In comparison to the SPGR and FIESTA-C sequence, the diagnostic confidence scores of the IM-w FSE sequence for evaluating cartilage and BMEP were superior within both field strengths. First, it yields an intermediate cartilage signal with higher intrinsic cartilage contrast and is therefore more sensitive to cartilage internal pathology [22] which has been shown for 3.0 T in a previous study [3]. Second, since at 3.0 T the fat saturation performed better and less artifacts occurred, this sequence had a significantly higher amount of “definitely no BMEP lesions” ratings in comparison to 7.0 T. Accordingly, absence of meniscal lesions and loose bodies were diagnosed with a higher confidence at 3.0 T, since these pathologies are indirectly diagnosed by the shape of the surrounding fluid. We observed only one case of a mensical tear which could be shown only on the 7.0-T IM-w FSE images.

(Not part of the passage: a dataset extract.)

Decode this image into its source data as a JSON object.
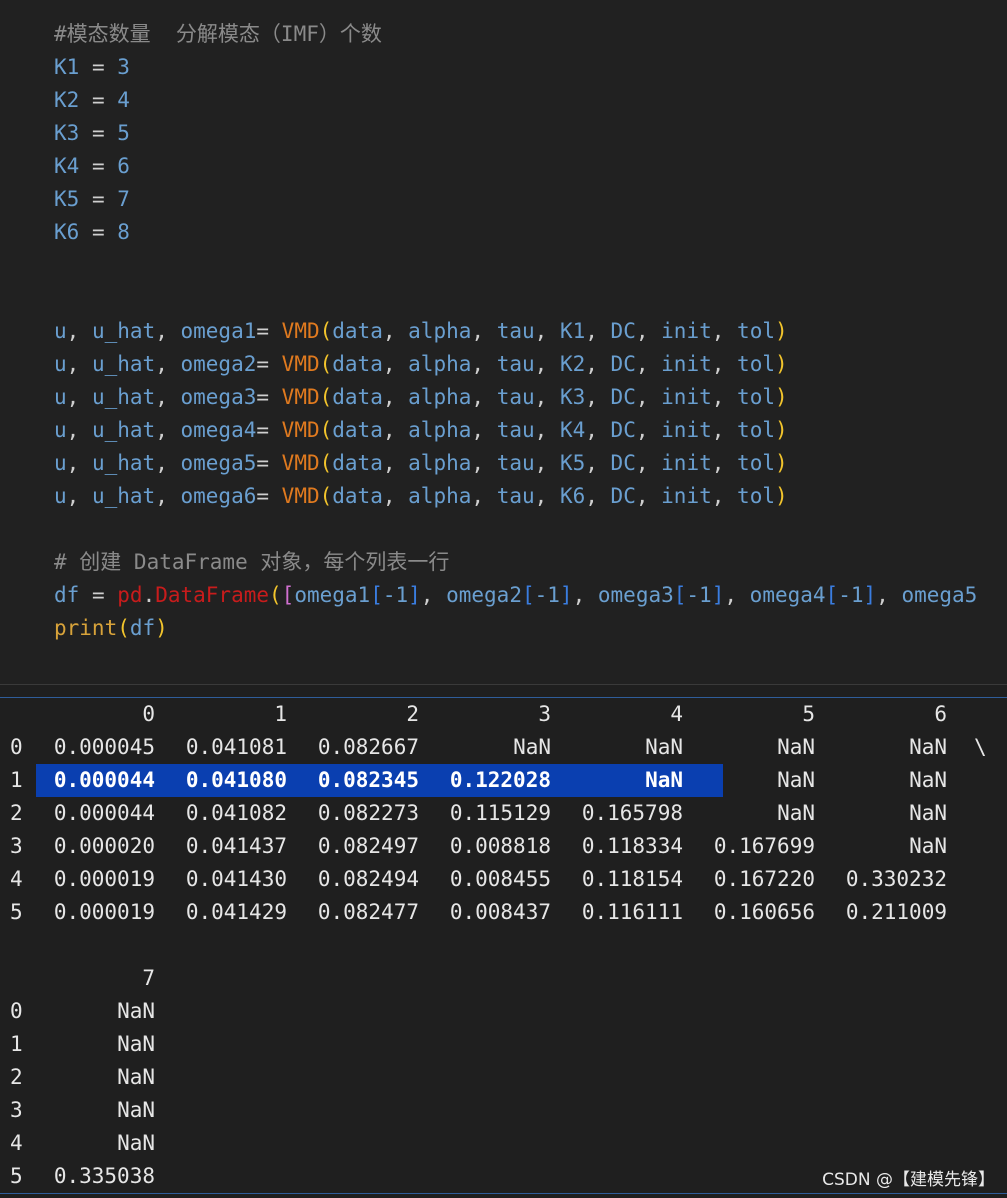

Consequently, image quality was rated highest for the IM-w FSE sequence at 3.0 T and lowest at 7.0 T. An increase in image quality was observed for the FIESTA-C and SPGR sequence when conducted at 7.0 T. We conclude that this is caused by a simultaneous increase of SNR and CNR in these sequences at UHF, which results in a better delineation of the cartilage borders. In addition, the FIESTA-C sequence has a high cartilage-to-fluid contrast and cartilage lesions appear as filling defects at the cartilage surface. Together with the increased SNR and CNR, we believe this is the cause for yielding a higher amount of “definitely a lesion”-ratings when conducted at 7.0 T. According to previously published results [3, 7], the SPGR sequence had the lowest confidence levels for diagnosing cartilage lesions and BMEP at both field strengths. The bright appearance of the cartilage signal, which well demarcates the bone–cartilage interface and—to a remarkably lower extent—the synovial fluid, makes this sequence more suitable for segmentation algorithms to determine cartilage volume and thickness [23].

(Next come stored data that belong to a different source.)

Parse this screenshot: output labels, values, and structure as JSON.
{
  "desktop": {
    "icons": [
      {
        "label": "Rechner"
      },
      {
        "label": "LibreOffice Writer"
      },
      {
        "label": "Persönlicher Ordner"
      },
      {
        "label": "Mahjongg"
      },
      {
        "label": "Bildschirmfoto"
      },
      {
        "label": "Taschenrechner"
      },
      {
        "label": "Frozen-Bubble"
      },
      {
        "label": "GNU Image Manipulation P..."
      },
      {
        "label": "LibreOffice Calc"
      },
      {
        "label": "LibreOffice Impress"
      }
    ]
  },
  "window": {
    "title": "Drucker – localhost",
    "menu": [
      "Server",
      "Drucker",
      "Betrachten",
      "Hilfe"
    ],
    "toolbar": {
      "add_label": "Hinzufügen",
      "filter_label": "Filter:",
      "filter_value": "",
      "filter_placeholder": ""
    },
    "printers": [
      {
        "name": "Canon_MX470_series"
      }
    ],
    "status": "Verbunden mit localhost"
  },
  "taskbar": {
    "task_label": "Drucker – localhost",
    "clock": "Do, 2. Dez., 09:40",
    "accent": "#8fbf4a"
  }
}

A limitation of this study is the low number of subjects. In addition, subjects did not undergo arthroscopy, which could be used as a reference to validate our MRI findings. However, we focused on differences of the MRI morphology when assessed with both field strengths. This was the reason why the examinations on both scanners were performed within a short period. Also, diagnostic performance in detecting cartilage abnormalities has been validated in previous studies [24, 25].

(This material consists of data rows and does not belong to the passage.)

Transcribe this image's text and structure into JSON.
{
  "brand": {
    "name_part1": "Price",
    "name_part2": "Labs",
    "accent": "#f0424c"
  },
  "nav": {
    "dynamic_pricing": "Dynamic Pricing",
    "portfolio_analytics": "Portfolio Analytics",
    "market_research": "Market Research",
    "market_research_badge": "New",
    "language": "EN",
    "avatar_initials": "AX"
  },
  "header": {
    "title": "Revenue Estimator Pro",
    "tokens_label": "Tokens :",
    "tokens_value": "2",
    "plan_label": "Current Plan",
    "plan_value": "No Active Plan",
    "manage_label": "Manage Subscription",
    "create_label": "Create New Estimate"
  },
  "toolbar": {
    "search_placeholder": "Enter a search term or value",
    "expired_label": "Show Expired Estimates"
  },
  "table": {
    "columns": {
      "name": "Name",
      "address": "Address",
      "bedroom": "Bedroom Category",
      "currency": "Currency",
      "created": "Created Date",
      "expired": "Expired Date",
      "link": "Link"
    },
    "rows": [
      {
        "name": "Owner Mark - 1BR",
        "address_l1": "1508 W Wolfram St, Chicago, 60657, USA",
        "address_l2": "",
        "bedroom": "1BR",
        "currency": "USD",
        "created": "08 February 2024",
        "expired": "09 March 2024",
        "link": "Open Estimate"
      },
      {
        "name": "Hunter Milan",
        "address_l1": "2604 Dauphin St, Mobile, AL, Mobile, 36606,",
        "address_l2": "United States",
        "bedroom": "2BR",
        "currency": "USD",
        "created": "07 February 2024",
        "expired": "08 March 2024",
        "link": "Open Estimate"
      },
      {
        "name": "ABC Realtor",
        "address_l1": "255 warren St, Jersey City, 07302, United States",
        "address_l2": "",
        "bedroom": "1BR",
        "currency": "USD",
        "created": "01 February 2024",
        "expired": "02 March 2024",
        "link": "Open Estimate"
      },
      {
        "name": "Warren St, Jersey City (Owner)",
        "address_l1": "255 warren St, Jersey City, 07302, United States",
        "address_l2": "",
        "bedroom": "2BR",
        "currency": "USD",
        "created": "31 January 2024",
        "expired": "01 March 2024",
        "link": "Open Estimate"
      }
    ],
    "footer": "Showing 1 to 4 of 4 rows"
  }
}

In conclusion, this study indicates that IM-w FSE sequences may be less feasible at 7.0 T than at 3.0 T for assessment of OA-induced-changes. At 7.0 T, a dramatic decrease of the performance parameters of IM-w FSE sequences was found: more artifacts, lower image quality, and lower diagnostic confidence, less effective fat saturation, and SAR limitations, which makes this sequence not yet feasible for clinical application. This is in agreement with Kraff et al. [12] who observed similar results with a turbo spin echo sequence. In contrast, SPGR and FIESTA-C sequences are well suited for imaging at 7.0 T yielding higher SNR and CNR. This may be used to enhance image spatial resolution. For SPGR sequences, this may improve the analysis of cartilage volume when assessed with manual or automatic segmentation techniques. For FIESTA-C sequences, this may also improve early detection of cartilage lesions.